Le autorità hanno intensificato gli sforzi per monitorare i prigionieri e per mantenere segrete le loro attività. Secondo le guardie carcerarie, i prigionieri uiguri sono costretti a stare seduti nelle celle, circondati da telecamere di sorveglianza. Devono avere le manette ai polsi e le catene alle gambe 24 ore su 24. Come osserva un agente, «i prigionieri, anche quando si spogliano per fare la doccia, devono indossare manette e catene».
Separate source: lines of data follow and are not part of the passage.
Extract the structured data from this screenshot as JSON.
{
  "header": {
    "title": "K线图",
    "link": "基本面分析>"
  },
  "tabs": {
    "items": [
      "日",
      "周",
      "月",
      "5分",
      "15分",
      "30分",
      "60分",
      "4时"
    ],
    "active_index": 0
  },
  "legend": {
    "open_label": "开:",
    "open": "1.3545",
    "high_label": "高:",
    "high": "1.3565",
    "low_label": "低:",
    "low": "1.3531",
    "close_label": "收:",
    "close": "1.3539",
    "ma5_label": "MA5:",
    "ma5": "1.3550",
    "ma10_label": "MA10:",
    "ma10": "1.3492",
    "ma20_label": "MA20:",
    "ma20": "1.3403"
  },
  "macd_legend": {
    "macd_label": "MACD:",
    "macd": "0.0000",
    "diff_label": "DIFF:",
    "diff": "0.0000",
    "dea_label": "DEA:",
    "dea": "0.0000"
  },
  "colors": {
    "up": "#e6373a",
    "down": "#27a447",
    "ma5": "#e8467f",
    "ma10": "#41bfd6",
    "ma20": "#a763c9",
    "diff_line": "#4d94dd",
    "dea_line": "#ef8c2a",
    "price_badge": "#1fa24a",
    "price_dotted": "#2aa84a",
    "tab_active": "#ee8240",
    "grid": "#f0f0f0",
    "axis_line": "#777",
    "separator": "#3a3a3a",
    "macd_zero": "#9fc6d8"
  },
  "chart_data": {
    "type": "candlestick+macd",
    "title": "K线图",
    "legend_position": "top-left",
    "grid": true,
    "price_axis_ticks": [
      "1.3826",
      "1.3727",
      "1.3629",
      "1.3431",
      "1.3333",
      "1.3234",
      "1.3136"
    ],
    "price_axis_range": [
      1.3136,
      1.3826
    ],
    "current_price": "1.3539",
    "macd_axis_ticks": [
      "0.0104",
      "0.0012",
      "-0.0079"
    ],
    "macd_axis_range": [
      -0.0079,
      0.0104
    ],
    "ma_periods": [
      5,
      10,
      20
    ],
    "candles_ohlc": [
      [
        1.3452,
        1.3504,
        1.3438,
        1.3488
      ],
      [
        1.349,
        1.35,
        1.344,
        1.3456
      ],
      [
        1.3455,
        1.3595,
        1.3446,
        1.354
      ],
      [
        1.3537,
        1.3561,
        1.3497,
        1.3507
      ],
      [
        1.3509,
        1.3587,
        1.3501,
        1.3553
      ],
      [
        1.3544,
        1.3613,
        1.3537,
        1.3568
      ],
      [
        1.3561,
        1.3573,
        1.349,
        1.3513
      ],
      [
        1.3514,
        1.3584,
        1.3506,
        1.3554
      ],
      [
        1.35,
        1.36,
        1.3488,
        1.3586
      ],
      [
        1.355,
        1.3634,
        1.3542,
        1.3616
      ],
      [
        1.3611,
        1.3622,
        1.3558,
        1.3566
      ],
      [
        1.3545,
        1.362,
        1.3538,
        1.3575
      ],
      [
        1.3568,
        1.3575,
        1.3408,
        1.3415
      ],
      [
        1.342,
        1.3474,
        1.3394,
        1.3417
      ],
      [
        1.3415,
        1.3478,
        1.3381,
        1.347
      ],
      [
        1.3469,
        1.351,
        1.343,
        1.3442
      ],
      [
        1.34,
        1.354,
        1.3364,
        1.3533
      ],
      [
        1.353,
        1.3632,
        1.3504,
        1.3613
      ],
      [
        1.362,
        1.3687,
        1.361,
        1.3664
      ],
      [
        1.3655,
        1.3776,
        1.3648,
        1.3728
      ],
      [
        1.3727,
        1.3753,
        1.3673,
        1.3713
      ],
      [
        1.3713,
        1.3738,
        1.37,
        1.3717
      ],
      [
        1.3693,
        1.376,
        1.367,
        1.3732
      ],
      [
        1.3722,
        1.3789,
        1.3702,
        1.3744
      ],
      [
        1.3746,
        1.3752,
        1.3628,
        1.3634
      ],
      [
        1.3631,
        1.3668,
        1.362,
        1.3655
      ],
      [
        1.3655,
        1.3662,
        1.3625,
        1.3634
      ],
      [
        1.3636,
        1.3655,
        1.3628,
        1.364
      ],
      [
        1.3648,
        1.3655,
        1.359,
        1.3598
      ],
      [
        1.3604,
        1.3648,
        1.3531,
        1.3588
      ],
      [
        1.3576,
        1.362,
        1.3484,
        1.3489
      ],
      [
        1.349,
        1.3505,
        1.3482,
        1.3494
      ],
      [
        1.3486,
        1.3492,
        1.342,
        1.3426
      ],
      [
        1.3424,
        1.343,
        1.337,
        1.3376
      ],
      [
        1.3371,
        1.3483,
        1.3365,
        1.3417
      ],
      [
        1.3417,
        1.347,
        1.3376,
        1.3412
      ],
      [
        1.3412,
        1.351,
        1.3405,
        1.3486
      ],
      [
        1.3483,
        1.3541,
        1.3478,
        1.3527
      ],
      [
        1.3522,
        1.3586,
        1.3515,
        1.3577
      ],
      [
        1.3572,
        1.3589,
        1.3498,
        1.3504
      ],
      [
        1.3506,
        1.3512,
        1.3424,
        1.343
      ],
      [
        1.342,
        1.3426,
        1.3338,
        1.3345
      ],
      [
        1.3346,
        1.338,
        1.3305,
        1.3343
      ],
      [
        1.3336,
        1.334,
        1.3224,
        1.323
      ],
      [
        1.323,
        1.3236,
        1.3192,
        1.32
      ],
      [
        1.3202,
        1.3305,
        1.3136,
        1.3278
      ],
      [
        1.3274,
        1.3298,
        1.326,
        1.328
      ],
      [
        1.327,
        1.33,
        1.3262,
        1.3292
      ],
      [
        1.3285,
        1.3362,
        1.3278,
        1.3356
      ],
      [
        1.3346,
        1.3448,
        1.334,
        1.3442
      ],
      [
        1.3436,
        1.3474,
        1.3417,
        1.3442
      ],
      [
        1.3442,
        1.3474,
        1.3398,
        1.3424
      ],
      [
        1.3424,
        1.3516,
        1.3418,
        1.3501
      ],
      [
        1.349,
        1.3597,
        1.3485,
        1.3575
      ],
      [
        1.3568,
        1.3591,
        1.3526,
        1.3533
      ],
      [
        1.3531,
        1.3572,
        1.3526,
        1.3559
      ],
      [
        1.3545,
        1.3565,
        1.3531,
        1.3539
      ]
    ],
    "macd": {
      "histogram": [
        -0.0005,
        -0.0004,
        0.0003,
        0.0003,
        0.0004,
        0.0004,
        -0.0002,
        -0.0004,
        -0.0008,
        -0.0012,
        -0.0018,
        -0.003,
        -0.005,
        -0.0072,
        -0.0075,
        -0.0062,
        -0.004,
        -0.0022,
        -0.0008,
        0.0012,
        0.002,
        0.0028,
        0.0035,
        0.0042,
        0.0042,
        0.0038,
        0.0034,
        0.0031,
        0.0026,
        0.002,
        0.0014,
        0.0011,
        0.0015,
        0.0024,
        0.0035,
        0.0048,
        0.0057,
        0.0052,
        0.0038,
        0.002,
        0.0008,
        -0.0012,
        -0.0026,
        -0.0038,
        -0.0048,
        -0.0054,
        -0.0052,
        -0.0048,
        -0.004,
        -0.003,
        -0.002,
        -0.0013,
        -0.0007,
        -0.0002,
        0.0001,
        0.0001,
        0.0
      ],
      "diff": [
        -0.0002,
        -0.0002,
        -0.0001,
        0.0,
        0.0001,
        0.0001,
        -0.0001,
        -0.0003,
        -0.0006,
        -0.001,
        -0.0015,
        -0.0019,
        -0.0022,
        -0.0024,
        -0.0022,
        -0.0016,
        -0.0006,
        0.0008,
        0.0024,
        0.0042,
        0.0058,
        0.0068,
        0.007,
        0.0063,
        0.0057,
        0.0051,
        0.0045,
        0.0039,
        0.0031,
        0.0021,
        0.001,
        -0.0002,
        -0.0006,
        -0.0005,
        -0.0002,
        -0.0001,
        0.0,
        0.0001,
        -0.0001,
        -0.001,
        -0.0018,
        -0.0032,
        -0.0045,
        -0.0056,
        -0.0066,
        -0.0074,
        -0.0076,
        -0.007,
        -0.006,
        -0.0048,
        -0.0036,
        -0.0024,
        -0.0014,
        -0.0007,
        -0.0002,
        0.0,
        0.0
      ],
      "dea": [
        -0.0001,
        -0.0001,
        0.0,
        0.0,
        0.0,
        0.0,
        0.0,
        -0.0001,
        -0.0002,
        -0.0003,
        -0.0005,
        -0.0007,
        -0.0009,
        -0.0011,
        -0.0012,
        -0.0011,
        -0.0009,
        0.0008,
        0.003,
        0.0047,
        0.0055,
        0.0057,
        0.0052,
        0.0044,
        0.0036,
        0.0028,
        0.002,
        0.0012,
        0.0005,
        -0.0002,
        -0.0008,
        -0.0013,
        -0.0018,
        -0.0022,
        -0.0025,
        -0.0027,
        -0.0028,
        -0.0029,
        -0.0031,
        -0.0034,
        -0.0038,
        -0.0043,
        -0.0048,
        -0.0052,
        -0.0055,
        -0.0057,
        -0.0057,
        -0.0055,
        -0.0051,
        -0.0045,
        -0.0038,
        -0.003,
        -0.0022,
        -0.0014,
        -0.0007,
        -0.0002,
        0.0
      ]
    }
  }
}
Una guardia di servizio in un’altra prigione ha riferito al nostro corrispondente: «I prigionieri devono indossare manette e catene anche quando dormono. Le loro mani devono essere sempre visibili, per impedire loro di pregare quando sono a letto. Non sono autorizzati a parlare la lingua uigura e devono studiare il cinese mandarino. Se non parlano in questa lingua, vengono picchiati, insultati e colpiti con i manganelli elettrici».
La guardia ha pure aggiunto che ai prigionieri viene ordinato di rimanere immobili mentre gli agenti li sorvegliano per assicurarsi che non si muovano. Al giornalista che domandava se i prigionieri dovessero rimanere immobili del tutto, la guardia ha risposto: «Sì, perché questa è una forma di punizione; e anche se vengono loro le piaghe da decubito, devono comunque rimanere seduti».
Questa combinazione fra trattamenti disumani e segretezza estrema preoccupa molto i nostri corrispondenti. Una guardia carceraria ha detto spontaneamente: «Sembra proprio che il Partito Comunista voglia spazzare via questo gruppo [etnico]». Un’altra fonte si è lamentata così: «Dati gli attuali metodi di detenzione e le misure di segretezza, tutti questi prigionieri potrebbero anche essere giustiziati e nessuno lo saprebbe. La cosa è persino peggiore di quanto avviene nei campi di concentramento nello Xinjiang. Forse che il Partito intenda semplicemente “sbarazzarsi” di questa generazione di uiguri per poi “trasformare” la prossima? Non oso pensarci».